Позже все-таки все слезли вниз, на широкую мыльню. Там льготнее наконец задышалось, ловчей и не так страшно было хлестаться вениками. Квохча, мощно рыча с нежным отвизгом, — хлестались все: думные дьяки, безмятежные русалки, новые бояре, кроме дьяка Власьева, которому уже мешали быстро двигаться совокупно зачерствевшие спина и задница. Дьяк мылся кое-как, едва туго клонясь туда-сюда, в сторонке от всеобщего ристалища, потом позвал Шерефединова слегка ободрить ему кипой дуба спину. Но Арслан, огрев его, улегшегося с превеликим бережением на лавку, пару раз, вдруг выбросил веник, прошелся короткими, толстыми, как кулаки, пальцами по власьевским хрящам, избил товарища самими кулаками и начал крутить ему руки. С перепугу поверженный дьяк запищал. Тогда Арслан пришел в восторг, запрыгнул весь ему на спину и побежал по ней неведомо куда, съезжая пятками по мокрым ребрам.
— Так прадед еще деда и отца целил, — пояснил он на ходу затеснившемуся к их поющей лавке банному народу.
— Ах, изверг, сыроядец, душегуб! — частил вопленно Власьев. — Татарская ты рожа! Батый бессмысленный! Убивец! Тамерлан проклятый! Ослобони, дай вздохнуть!..
Шерефединов только быстро улыбался да временами приговаривал:
— Мальчи, уродская спина!
Русалки, визжа, хохотали, плеща из чумичек холодный мед на общие жаркие члены...

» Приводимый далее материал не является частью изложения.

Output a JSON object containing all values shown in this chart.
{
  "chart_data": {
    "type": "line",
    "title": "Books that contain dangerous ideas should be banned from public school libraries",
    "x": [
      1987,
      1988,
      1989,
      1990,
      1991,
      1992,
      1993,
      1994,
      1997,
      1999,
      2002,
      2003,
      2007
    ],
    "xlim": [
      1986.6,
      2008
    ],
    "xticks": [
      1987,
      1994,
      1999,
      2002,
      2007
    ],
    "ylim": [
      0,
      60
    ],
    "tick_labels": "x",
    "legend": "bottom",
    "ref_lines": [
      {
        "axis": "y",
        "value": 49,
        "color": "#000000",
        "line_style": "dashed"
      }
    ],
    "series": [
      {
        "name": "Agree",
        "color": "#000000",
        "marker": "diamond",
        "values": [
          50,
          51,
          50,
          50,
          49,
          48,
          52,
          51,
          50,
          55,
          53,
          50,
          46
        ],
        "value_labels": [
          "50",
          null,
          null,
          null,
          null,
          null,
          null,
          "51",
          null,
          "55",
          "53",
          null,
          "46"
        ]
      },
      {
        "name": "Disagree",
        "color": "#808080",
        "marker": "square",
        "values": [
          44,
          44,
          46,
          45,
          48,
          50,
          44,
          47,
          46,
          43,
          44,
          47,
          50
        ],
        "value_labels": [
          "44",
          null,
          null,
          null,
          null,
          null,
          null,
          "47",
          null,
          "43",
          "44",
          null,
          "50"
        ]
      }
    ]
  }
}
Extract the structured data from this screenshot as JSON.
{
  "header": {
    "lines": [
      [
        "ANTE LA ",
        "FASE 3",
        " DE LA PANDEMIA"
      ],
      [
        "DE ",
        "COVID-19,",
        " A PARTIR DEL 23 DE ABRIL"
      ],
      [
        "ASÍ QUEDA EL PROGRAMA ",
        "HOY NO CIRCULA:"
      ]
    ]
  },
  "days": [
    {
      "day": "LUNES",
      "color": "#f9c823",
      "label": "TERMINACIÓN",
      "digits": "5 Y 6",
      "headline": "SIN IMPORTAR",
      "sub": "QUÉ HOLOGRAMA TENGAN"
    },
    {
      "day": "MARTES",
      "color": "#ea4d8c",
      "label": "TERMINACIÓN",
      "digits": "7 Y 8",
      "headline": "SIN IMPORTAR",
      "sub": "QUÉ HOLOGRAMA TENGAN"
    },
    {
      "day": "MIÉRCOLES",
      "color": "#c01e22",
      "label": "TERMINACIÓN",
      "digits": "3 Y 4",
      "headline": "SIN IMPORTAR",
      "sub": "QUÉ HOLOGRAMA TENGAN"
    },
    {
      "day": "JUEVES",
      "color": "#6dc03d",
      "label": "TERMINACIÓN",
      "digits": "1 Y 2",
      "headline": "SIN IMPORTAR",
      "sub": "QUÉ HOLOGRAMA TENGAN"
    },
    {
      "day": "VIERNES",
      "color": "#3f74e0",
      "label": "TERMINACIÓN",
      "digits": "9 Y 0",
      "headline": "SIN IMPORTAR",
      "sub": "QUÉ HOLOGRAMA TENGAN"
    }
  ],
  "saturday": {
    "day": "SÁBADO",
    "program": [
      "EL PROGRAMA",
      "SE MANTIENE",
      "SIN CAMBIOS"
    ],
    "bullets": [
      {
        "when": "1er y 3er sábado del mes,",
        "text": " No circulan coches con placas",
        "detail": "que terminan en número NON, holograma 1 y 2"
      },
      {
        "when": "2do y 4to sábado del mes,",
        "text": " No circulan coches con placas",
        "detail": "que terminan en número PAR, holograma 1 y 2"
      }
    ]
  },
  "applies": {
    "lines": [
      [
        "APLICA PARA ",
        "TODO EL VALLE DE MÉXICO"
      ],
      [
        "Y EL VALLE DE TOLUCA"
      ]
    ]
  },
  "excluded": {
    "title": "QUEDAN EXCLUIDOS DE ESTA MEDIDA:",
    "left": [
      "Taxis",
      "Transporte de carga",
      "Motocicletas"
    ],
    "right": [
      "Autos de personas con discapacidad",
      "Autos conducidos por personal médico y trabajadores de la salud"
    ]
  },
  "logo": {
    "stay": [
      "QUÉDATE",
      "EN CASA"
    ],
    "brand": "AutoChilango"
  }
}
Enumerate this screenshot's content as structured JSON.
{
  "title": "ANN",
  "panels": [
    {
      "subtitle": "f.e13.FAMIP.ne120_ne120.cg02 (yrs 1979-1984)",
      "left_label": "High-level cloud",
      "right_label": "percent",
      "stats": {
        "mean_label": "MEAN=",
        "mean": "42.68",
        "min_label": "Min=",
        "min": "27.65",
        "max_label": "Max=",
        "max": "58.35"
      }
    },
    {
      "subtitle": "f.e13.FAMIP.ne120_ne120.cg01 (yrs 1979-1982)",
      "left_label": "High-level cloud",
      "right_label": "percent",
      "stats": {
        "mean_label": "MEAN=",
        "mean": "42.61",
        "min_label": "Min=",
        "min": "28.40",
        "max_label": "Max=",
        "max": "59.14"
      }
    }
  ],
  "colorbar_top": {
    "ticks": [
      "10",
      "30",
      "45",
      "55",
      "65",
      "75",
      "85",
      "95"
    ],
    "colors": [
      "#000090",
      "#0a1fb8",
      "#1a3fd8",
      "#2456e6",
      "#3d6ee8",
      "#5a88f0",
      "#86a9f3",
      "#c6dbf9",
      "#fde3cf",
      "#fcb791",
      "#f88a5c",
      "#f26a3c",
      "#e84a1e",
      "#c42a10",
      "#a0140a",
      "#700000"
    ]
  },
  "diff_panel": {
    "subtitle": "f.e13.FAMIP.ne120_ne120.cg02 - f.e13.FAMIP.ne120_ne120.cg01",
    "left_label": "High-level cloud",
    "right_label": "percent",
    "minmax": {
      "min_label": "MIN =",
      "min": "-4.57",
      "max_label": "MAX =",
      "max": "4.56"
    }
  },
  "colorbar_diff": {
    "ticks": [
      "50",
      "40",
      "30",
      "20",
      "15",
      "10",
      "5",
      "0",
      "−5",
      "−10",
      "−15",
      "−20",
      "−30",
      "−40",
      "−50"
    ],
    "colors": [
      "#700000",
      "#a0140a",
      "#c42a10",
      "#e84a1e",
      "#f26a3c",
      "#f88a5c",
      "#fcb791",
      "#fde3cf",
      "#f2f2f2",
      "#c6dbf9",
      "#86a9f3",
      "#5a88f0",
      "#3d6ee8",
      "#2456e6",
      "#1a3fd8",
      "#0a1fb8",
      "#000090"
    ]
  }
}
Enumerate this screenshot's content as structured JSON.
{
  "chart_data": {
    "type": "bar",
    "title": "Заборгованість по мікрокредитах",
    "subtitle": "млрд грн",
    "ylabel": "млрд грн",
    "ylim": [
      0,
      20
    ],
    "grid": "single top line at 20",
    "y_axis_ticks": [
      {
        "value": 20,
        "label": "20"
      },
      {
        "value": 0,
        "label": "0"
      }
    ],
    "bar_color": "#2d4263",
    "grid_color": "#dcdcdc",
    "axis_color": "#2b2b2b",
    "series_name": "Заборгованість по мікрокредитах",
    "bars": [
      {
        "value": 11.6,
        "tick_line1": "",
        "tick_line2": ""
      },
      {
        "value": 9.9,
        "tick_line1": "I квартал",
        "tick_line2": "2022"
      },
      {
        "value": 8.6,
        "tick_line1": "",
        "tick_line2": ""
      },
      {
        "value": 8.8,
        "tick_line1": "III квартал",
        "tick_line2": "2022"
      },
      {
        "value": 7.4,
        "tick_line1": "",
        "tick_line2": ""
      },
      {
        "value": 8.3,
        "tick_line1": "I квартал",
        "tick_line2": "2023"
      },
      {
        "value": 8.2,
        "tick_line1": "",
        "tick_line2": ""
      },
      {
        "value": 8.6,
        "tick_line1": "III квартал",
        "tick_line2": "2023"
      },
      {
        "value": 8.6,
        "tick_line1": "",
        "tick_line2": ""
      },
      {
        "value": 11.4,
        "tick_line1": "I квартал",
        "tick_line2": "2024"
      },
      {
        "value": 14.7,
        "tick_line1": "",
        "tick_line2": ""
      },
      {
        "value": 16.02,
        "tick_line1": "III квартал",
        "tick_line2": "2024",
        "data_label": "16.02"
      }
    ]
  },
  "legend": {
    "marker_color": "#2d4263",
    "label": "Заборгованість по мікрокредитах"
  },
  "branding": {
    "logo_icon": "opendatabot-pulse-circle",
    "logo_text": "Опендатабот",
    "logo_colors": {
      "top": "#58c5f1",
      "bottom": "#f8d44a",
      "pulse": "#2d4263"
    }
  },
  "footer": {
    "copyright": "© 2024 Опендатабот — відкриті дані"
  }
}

Прекрасные — как будто страшно далеко, давно знакомые — ноги, чуть помедлив, разошлись. Тогда Отрепьев обернул к себе в лукавом полусвете и голову... И было меж голов их как бы легкое сверкание, в миг которого он уже глядел на розовую Фросю — свою неизменную милку в бытность славным конюшим Черкасского.
Некоторое время они, друг против подружки, без слова сидели — заново нагие и разочарованные. И видно, и так понятно было: думала охмурить мальчонку-государя Дмитрия или, на лучший конец, расстригу Гришку преужасного, а видела сейчас перед собой даже не Гришку, а пропащего, полузабытого Юшку, о монашестве которого и не слыхала...
За все годы, что они не виделись, Фрося тоже прошла долгий и небезуспешный путь. После разгрома Романовых, когда Юшка выпрыгнул навеки из оконца ее повалуши, Фрося отошла к боярину Михайле Салтыкову, что было несомненным повышением после зверской крепости у опального боярина и оглядчивых ласк миловидного, да мимолетного, его холопа. От Салтыкова, всеми способами рвущегося вверх по местнической лесенке, широкобедрая и страстная краса поступила — только темнее рдеющим гостинцем, тающим, яко во рту, и в руках, — к Семену Годунову, голове аптечных царских немчинов и многого — втайне — еще чего. С шагом в каждую новую постель Ефросинья Тимофеевна заметно подвигалась к трону, слепительней и легче одевалась, легче кушала и меньше почивала по ночам, а по дням дольше спала. И вот, как по щучьему веленью, уже и сам царь шел к ней в ноги... И царь оказался конюшим.
Пусть самозванного, разбойного, но у неизвестного царька была великая надежда присушить, взять не мытьем, так катаньем башку манящую, страшную, порфироносную. В том затаилось оправдание и окончание всему...
С былым же другом и дворовым блудодеем Юрием свет Богдановичем, Фрося знала, хитрейшие приемы ее ворожбы никогда не проходили. Сам он известный ворожей и охмуритель, всех сердечных дел мастак...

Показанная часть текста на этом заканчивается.